Tuesday, November 15, 2022

IF YOU'RE GOING TO DUMP TRUMP, DUMP TRUMP

Vanity Fair's Eric Lutz has a point:
If the GOP wants to break up with Trump, they should should stop talking about it and actually do it. The party has squandered six years' worth of opportunities to ditch Donald Trump — including two impeachments and an insurrection — because they were too afraid of him and his base to take a firm stand. And now, as the former president prepares to launch a third bid for the White House, the Republican Party seems destined to repeat the same mistake.
Lutz quotes Mike Pence weak-tea response to a question from ABC's David Muir, in a discussion of January 6:
“Given all you witnessed in the Capitol that day, this is a pretty straightforward question, a yes or a no — do you believe that Donald Trump should ever be president again?” Muir asked.

“David, I think that’s up to the American people,” Pence replied, not giving a yes or a no, but assuring him that voters may have “better choices in the future.”
More:
Other Republicans have been similarly coy. “Looking forward is always a better campaign strategy,” West Virginia Senator Shelley Moore Capito told Politico. “We ought to look forward.” “I’m sure I’ll support the nominee of the Republican Party,” Texas Senator John Cornyn added. “But I think there’s likely to be a competitive primary election.”
Typically, they'll trash Trump privately, but not in public. They want it leaked that they don't like him anyomre, but they still want the option of denying that they expressed that opinion. As an example, here's an Axios report:
Former New Jersey Gov. Chris Christie received huge applause at an annual meeting of Republican governors Tuesday morning after blaming former President Trump for GOP failures in the last three elections, according to three sources in the room and a fourth person familiar with the speech.
There's no video, there's no audio, so anyone in attendance who gets attacked for this can just say the report is inaccurate, or claim not to have applauded. But at this point, with so many people reportedly souring on Trump, why not go public?

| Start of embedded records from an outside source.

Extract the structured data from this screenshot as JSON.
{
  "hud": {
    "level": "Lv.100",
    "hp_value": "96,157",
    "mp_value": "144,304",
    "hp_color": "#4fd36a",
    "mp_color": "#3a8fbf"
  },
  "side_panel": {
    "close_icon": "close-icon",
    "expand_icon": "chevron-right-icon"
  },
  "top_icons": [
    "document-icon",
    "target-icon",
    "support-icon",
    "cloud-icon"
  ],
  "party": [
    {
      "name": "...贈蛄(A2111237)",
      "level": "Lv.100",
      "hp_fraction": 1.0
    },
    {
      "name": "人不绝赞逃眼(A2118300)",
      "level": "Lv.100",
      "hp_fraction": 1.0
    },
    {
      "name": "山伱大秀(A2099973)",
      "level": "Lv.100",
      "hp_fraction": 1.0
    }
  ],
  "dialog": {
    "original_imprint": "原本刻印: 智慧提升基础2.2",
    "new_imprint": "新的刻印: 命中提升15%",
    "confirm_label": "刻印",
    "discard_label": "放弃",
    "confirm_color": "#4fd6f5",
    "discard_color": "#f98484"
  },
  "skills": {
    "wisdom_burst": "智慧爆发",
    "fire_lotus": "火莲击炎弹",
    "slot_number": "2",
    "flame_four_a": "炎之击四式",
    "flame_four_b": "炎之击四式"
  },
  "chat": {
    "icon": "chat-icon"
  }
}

Another thing Republicans not named DeSantis can do, if they want to rid themselves of Trump, is stay the hell out of the presidential race. But the same Axios story tells us that Christie "is now considering his own 2024 presidential campaign." Why? In the most recent multi-candidate survey of the possible 2024 field, from Morning Consult, Chris Chritie gets 0% of the vote. (Okay, technically 0.475% of the vote -- 4 out of 842 respondents chose him -- but that rounds down to 0%.) The person who particularly needs to stay out is Mike Pence, who's likely to shave a few points off DeSantis's total. Throw in Christie and Nikki Haley and Mike Pompeo and whoever else gets in the race and Trump might win it while the anti-Trump vote is split.

One thing I'm watching is the demographic difference between Trump and anti-Trump voters. According to that Morning Consult poll, Trump's support is now disproportionately non-college-educated and less wealthy:



I think prominent Republicans should publicly kick Trump to the curb, but it's possible that doing so would just make those Republicans look like elitist Establishment swamp dwellers to Trump's base.

Still, it's a good time to publicly jump ship. And they might as well just clear the field for DeSantis as his lone competitor. But they won't.